The fated charm of the candidates

As the U.S. presidential election campaign enters its final month, the charm crusade of the two candidates reaches its peak.

What is this thing called charm, as employed by politicians?

It is, of course, the ability to make people like you by appearing warm and appealing, without sacrificing the authoritativeness that any leader must carry.

Hillary Clinton is all smiles and laughter, the attraction of a friendly face. Trump also smiles, but his persona is masculine in the sense of relying on dominance gestures such as raised arms and strutting of the stage.

Now he has further undermined his likeability to women, by admitting to – although apologising for – debasing comments made about a female associate some years ago.


Within a parliamentary system, leaders who are not directly elected by the people don’t need to rely so much on popular appeal. They’re anointed by their colleagues, who are immune to the crowd-pleasing techniques that Clinton and Trump display.

Therese May and her predecessor David Cameron in the UK, Angela Merkel in Germany – these leaders are not required by the job to show lovability.

Tony Blair bucked this general rule. His boyish good looks and winning smile were no doubt a factor in his ascendency to the prime ministership of Britain.

Voters adored him, but as his policies became unpopular, love turned to hatred. Blair’s charm disappeared. His public appearances these days reveal him as unsmiling, haunted, aware of people’s disgust.

We’re familiar too with the harried, defensive persona of his successor David Cameron as the difficulties of fulfilling election promises took their toll on his popularity.


This, then, is the weakness of political charm. It’s useful for getting elected. After that, it rubs thin. Policies, a track record, and the ability to get things done matter far more.

In Australia, former prime minister John Howard, who led the nation for 11 years, and former New South Wales premier Bob Carr, leader for 10, were both in their early careers regarded as leadership non-contenders.

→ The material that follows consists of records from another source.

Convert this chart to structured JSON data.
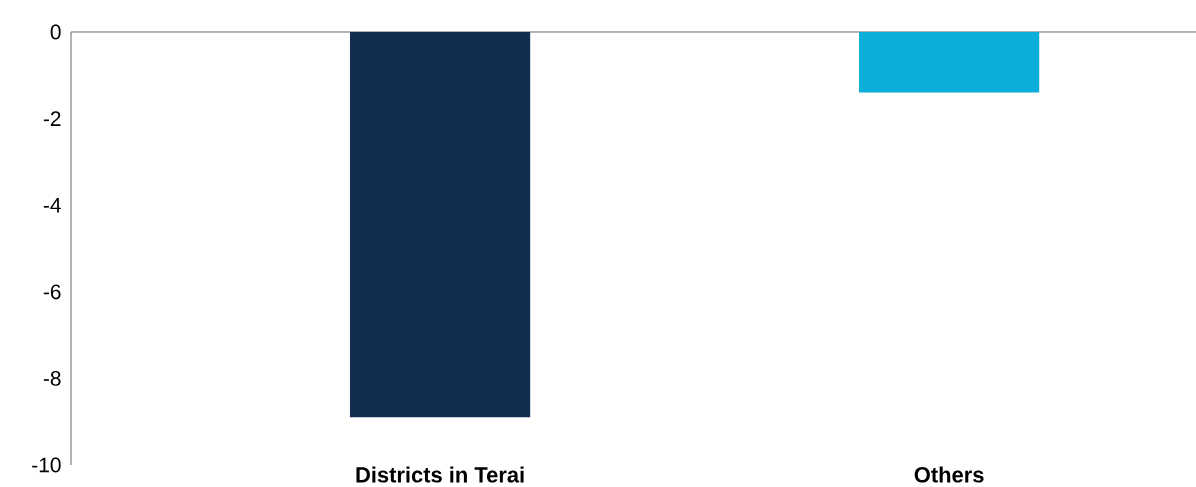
{
  "chart_data": {
    "type": "bar",
    "categories": [
      "Districts in Terai",
      "Others"
    ],
    "values": [
      -8.9,
      -1.4
    ],
    "colors": [
      "#112e51",
      "#0aaed8"
    ],
    "ylim": [
      -10,
      0
    ],
    "yticks": [
      -10,
      -8,
      -6,
      -4,
      -2,
      0
    ],
    "grid": false
  }
}
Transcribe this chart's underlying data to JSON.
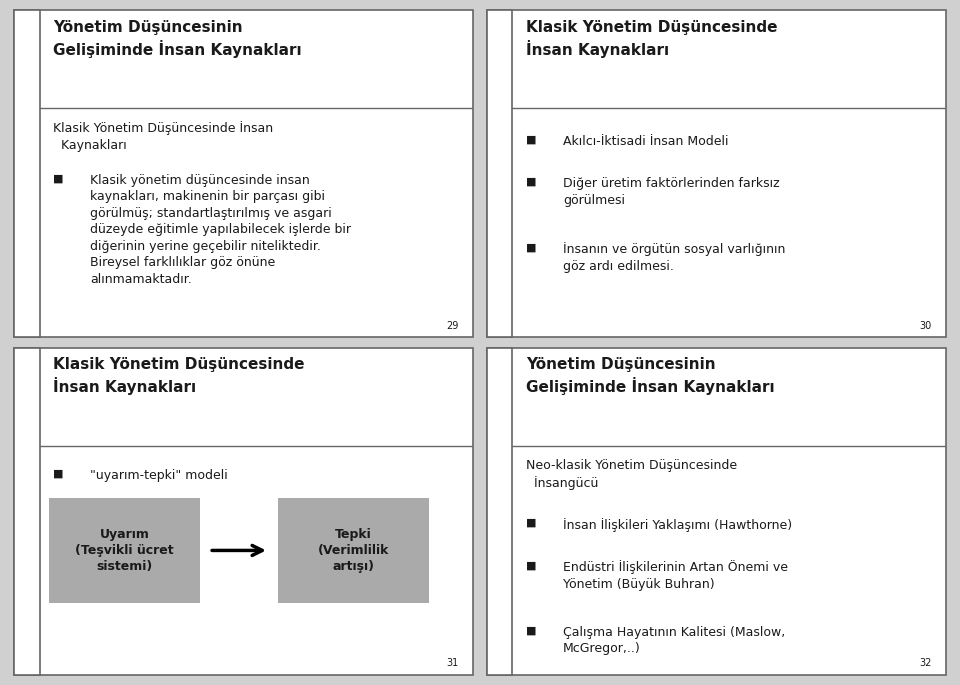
{
  "bg_color": "#d0d0d0",
  "border_color": "#666666",
  "slide_bg": "#ffffff",
  "text_color": "#1a1a1a",
  "gray_box": "#aaaaaa",
  "slide1": {
    "title": "Yönetim Düşüncesinin\nGelişiminde İnsan Kaynakları",
    "subtitle": "Klasik Yönetim Düşüncesinde İnsan\n  Kaynakları",
    "bullet": "Klasik yönetim düşüncesinde insan\nkaynakları, makinenin bir parçası gibi\ngörülmüş; standartlaştırılmış ve asgari\ndüzeyde eğitimle yapılabilecek işlerde bir\ndiğerinin yerine geçebilir niteliktedir.\nBireysel farklılıklar göz önüne\nalınmamaktadır.",
    "page": "29"
  },
  "slide2": {
    "title": "Klasik Yönetim Düşüncesinde\nİnsan Kaynakları",
    "bullets": [
      "Akılcı-İktisadi İnsan Modeli",
      "Diğer üretim faktörlerinden farksız\ngörülmesi",
      "İnsanın ve örgütün sosyal varlığının\ngöz ardı edilmesi."
    ],
    "page": "30"
  },
  "slide3": {
    "title": "Klasik Yönetim Düşüncesinde\nİnsan Kaynakları",
    "bullet_label": "\"uyarım-tepki\" modeli",
    "box1_text": "Uyarım\n(Teşvikli ücret\nsistemi)",
    "box2_text": "Tepki\n(Verimlilik\nartışı)",
    "page": "31"
  },
  "slide4": {
    "title": "Yönetim Düşüncesinin\nGelişiminde İnsan Kaynakları",
    "subtitle": "Neo-klasik Yönetim Düşüncesinde\n  İnsangücü",
    "bullets": [
      "İnsan İlişkileri Yaklaşımı (Hawthorne)",
      "Endüstri İlişkilerinin Artan Önemi ve\nYönetim (Büyük Buhran)",
      "Çalışma Hayatının Kalitesi (Maslow,\nMcGregor,..)"
    ],
    "page": "32"
  },
  "title_fontsize": 11,
  "body_fontsize": 9,
  "small_fontsize": 7
}
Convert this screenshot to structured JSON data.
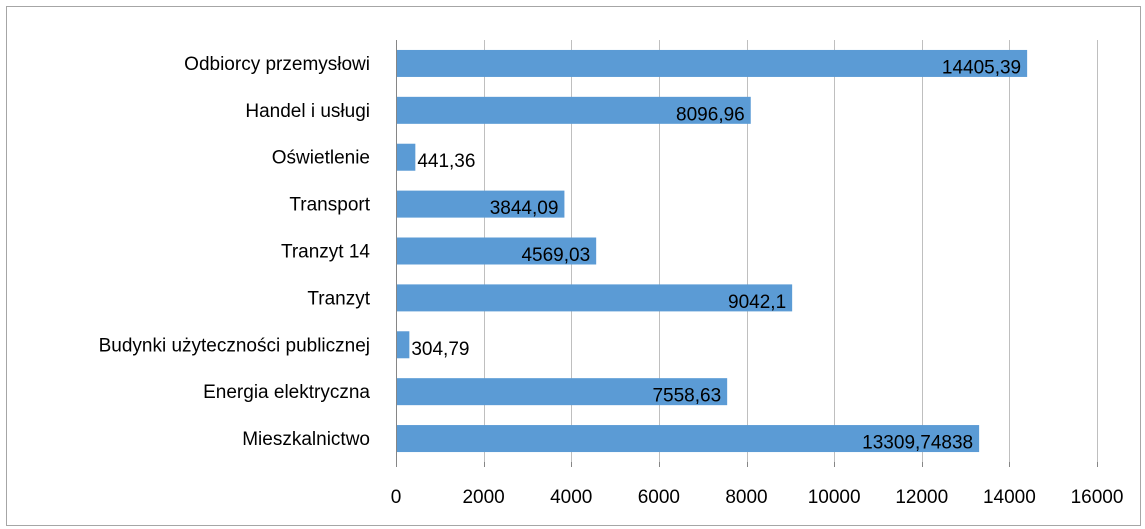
{
  "colors": {
    "bar": "#5b9bd5",
    "grid": "#bfbfbf",
    "axis": "#868686",
    "text": "#000000"
  },
  "chart_data": {
    "type": "bar",
    "orientation": "horizontal",
    "title": "",
    "xlabel": "",
    "ylabel": "",
    "xlim": [
      0,
      16000
    ],
    "ticks": [
      0,
      2000,
      4000,
      6000,
      8000,
      10000,
      12000,
      14000,
      16000
    ],
    "tick_labels": [
      "0",
      "2000",
      "4000",
      "6000",
      "8000",
      "10000",
      "12000",
      "14000",
      "16000"
    ],
    "grid": true,
    "legend": "none",
    "categories": [
      "Odbiorcy przemysłowi",
      "Handel i usługi",
      "Oświetlenie",
      "Transport",
      "Tranzyt 14",
      "Tranzyt",
      "Budynki użyteczności publicznej",
      "Energia elektryczna",
      "Mieszkalnictwo"
    ],
    "values": [
      14405.39,
      8096.96,
      441.36,
      3844.09,
      4569.03,
      9042.1,
      304.79,
      7558.63,
      13309.74838
    ],
    "data_labels": [
      "14405,39",
      "8096,96",
      "441,36",
      "3844,09",
      "4569,03",
      "9042,1",
      "304,79",
      "7558,63",
      "13309,74838"
    ]
  }
}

They lacked the X-factor, the magic dust. Each owned a single appealing physical feature – Carr had a great voice, Howard a wide friendly smile – but that was it.

In the end, their political skills and acumen carried the day and assured their notable longevity.

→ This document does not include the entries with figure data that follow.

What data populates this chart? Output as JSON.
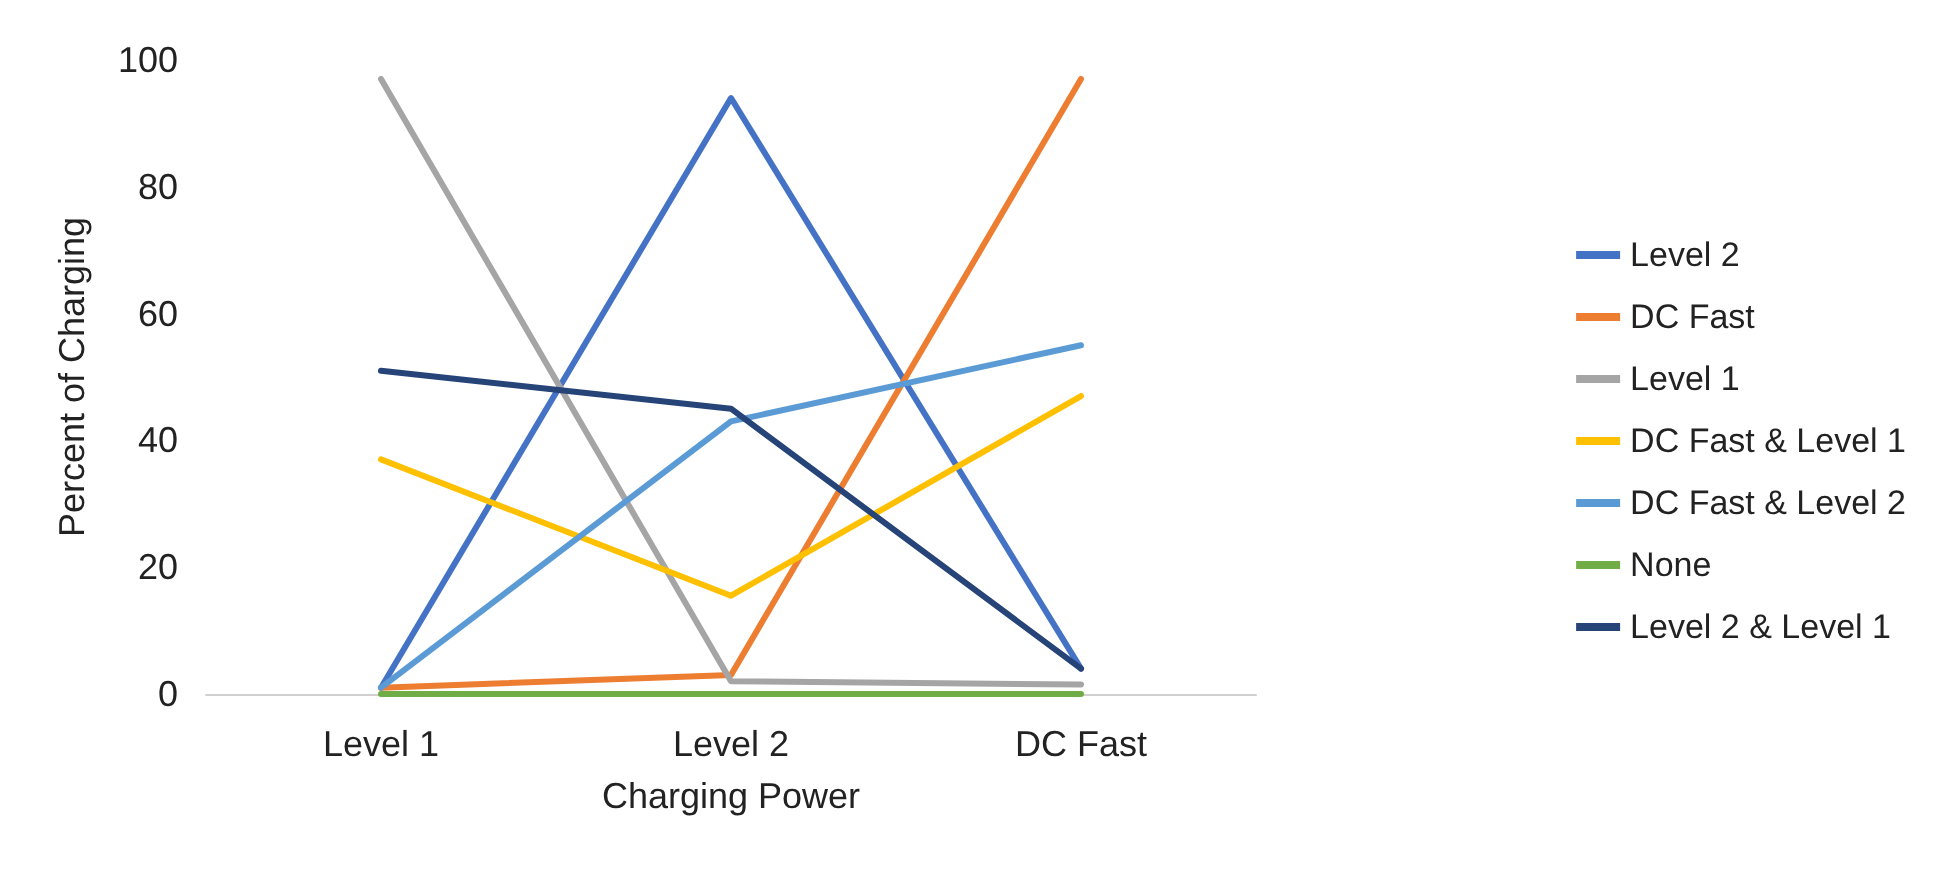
{
  "chart_data": {
    "type": "line",
    "xlabel": "Charging Power",
    "ylabel": "Percent of Charging",
    "categories": [
      "Level 1",
      "Level 2",
      "DC Fast"
    ],
    "series": [
      {
        "name": "Level 2",
        "color": "#4472c4",
        "values": [
          1,
          94,
          4
        ]
      },
      {
        "name": "DC Fast",
        "color": "#ed7d31",
        "values": [
          1,
          3,
          97
        ]
      },
      {
        "name": "Level 1",
        "color": "#a5a5a5",
        "values": [
          97,
          2,
          1.5
        ]
      },
      {
        "name": "DC Fast & Level 1",
        "color": "#ffc000",
        "values": [
          37,
          15.5,
          47
        ]
      },
      {
        "name": "DC Fast & Level 2",
        "color": "#5b9bd5",
        "values": [
          1,
          43,
          55
        ]
      },
      {
        "name": "None",
        "color": "#70ad47",
        "values": [
          0,
          0,
          0
        ]
      },
      {
        "name": "Level 2 & Level 1",
        "color": "#264478",
        "values": [
          51,
          45,
          4
        ]
      }
    ],
    "ylim": [
      0,
      100
    ],
    "yticks": [
      0,
      20,
      40,
      60,
      80,
      100
    ],
    "grid": false,
    "legend": "right",
    "marker": "none",
    "line_style": "solid"
  }
}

If Clinton is elected in November 2016, her charm will wane, along with the smile. Clinton is likely to be a one-term leader. In the past 70 years, neither party in the U.S. has been able to deliver consecutive presidents who served two terms.

If Trump seizes the White House, his ability to woo a crowd will likewise evaporate as a political asset. As with Tony Blair, the man’s stage persona may carry him across the line, but not much further.